17. Verweerder zal worden veroordeeld in de proceskosten tot een bedrag van € 644,--, uitgaande van 2 procespunten (beroepschrift en verschijnen ter zitting) en een zaak van gemiddeld gewicht.
III. Uitspraak
De Rechtbank Middelburg
verklaart het beroep gegrond;
vernietigt het bestreden besluit;
draagt verweerder op een nieuw besluit op bezwaar te nemen, met in achtneming van deze uitspraak;
treft de voorlopige voorziening dat het besluit van 10 februari 2006 wordt geschorst;
treft de voorlopige voorziening dat verweerder wordt opgedragen om eiseres te behandelen als ware haar een indicatie Ondersteunende Begeleiding, klasse 7, voor 16 tot 19,9 uur per week, toegekend;
bepaalt dat de voorlopige voorzieningen vervallen na zes weken nadat het nieuwe besluit op bezwaar is bekend gemaakt;
bepaalt dat de Stichting Centrum indicatiestelling zorg aan eiseres het door haar betaalde griffierecht ten bedrage van € 38,-- (achtendertig euro) vergoedt;
veroordeelt verweerder in de kosten van deze procedure, aan de zijde van eiseres begroot op
€ 644,- (zeshonderdvierenveertig euro), te betalen door de Stichting Centrum indicatiestelling zorg aan eiseres.

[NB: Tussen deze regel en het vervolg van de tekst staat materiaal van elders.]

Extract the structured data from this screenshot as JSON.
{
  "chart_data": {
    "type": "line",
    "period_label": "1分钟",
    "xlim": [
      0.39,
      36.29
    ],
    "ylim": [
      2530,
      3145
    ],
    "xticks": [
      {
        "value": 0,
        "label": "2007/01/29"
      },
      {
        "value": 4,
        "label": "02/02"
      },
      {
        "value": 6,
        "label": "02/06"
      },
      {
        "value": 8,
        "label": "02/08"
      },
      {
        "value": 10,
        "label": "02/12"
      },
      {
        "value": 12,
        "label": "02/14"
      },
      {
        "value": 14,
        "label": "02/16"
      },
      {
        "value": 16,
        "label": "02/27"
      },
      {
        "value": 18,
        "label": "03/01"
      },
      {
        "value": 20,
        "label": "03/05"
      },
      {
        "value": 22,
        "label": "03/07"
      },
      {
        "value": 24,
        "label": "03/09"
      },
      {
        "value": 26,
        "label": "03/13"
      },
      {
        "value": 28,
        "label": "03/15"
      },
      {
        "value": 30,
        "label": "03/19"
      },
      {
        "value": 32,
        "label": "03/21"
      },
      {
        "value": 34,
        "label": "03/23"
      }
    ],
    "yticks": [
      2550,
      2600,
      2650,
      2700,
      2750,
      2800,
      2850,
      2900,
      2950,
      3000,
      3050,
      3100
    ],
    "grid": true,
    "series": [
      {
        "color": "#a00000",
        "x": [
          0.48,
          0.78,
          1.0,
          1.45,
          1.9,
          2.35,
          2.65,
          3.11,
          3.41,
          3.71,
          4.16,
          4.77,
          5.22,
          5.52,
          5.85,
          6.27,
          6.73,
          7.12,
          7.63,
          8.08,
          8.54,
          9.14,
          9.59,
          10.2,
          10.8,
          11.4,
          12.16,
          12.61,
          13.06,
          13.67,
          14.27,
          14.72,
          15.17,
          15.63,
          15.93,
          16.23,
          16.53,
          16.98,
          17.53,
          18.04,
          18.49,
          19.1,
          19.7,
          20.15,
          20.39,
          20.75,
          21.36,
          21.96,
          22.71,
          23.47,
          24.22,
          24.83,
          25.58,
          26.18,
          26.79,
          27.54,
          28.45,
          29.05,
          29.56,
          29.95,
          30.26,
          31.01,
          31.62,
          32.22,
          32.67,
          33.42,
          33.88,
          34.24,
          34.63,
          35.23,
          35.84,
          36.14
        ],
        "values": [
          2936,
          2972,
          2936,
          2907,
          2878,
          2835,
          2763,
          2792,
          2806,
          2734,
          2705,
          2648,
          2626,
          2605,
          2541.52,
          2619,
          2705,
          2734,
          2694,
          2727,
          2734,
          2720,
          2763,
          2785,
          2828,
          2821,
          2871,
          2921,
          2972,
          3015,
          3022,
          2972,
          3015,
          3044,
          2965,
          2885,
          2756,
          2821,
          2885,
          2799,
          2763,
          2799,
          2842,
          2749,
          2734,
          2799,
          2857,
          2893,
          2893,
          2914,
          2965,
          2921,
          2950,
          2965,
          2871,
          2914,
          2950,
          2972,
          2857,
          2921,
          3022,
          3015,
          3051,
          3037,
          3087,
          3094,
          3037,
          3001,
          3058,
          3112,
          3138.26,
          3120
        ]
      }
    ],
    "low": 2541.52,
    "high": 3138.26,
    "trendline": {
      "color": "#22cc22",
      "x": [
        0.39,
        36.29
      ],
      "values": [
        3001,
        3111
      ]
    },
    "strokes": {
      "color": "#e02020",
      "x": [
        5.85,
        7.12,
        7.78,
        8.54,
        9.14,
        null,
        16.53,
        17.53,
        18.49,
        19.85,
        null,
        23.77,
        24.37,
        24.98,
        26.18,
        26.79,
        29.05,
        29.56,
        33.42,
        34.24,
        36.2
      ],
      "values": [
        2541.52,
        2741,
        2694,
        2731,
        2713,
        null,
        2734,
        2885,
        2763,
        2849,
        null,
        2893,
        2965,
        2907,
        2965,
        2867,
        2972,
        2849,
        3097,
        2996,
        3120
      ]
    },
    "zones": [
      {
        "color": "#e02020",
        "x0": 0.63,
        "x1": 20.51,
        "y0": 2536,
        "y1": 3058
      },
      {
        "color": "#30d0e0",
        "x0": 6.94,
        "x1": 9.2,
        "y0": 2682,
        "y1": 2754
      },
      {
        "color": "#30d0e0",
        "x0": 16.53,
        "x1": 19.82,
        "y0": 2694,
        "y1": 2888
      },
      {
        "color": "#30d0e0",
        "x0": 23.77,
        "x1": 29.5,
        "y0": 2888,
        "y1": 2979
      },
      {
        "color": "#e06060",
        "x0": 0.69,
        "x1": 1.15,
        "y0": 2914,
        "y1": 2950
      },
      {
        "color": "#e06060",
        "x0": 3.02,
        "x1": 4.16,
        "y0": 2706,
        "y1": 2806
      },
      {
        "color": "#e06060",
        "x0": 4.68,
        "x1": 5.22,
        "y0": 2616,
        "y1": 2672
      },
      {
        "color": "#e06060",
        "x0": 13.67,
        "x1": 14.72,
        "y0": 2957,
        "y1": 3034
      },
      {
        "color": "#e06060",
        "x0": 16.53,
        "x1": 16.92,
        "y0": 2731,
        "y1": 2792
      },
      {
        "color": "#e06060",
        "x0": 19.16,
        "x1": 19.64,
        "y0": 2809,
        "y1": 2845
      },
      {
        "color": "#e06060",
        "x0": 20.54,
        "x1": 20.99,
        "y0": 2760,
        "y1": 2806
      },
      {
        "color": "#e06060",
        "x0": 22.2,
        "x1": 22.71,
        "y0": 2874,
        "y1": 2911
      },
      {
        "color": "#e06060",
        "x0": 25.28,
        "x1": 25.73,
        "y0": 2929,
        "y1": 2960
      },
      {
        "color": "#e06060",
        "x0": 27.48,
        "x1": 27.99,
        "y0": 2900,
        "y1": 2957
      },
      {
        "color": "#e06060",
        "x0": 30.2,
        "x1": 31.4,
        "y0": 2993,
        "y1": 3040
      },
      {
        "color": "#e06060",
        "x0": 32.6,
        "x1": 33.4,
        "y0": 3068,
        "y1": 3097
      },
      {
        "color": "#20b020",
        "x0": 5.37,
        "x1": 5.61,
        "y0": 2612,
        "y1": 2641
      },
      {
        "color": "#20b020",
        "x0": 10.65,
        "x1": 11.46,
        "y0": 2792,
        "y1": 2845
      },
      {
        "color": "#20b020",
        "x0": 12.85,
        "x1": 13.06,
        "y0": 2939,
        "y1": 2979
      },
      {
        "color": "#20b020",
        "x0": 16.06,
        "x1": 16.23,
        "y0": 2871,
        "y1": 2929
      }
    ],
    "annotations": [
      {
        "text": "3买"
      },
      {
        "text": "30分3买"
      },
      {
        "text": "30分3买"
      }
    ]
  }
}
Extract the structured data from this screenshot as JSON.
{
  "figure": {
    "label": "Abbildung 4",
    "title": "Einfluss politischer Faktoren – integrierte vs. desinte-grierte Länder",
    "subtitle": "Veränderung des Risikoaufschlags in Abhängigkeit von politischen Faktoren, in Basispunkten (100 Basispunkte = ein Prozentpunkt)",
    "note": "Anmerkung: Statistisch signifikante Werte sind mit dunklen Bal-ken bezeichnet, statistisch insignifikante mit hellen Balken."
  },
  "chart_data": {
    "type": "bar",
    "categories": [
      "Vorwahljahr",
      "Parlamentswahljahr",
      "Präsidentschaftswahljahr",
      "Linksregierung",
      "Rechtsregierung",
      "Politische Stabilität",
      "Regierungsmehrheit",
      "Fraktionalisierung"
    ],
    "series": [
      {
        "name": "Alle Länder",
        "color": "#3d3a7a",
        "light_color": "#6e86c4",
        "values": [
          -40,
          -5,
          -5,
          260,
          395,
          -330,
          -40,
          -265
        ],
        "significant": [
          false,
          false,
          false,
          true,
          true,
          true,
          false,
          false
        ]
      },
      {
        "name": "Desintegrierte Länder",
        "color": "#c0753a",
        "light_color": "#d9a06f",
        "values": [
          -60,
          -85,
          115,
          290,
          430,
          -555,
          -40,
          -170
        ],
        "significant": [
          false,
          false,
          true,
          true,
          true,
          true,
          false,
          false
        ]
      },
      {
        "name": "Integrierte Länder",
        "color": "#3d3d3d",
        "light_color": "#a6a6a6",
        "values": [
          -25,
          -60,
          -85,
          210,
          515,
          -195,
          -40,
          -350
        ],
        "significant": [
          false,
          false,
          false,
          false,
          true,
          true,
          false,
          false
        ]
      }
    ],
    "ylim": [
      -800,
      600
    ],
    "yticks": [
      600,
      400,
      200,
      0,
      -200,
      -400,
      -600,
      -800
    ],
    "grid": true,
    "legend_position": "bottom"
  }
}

Aldus gedaan en in het openbaar uitgesproken op 19 maart 2007
door mr. G.H. Nomes, in tegenwoordigheid van P.C.M. van Leeuwen, griffier.
Tegen deze uitspraak kan een belanghebbende hoger beroep instellen.
Het instellen van het hoger beroep geschiedt door het indienen van een beroepschrift bij de Centrale Raad van Beroep, Postbus 16002, 3500 DA Utrecht, binnen zes weken na de dag van verzending van deze uitspraak.
Nota bene:
In deze uitspraak is het beroep (deels) gegrond verklaard en is het bestreden besluit vernietigd.
Als de rechtbank daarbij gronden van uw beroep uitdrukkelijk heeft verworpen en u wilt daarin niet berusten, moet daartegen binnen bovengenoemde termijn hoger beroep worden ingesteld.
Afschrift verzonden op: 19 maart 2007.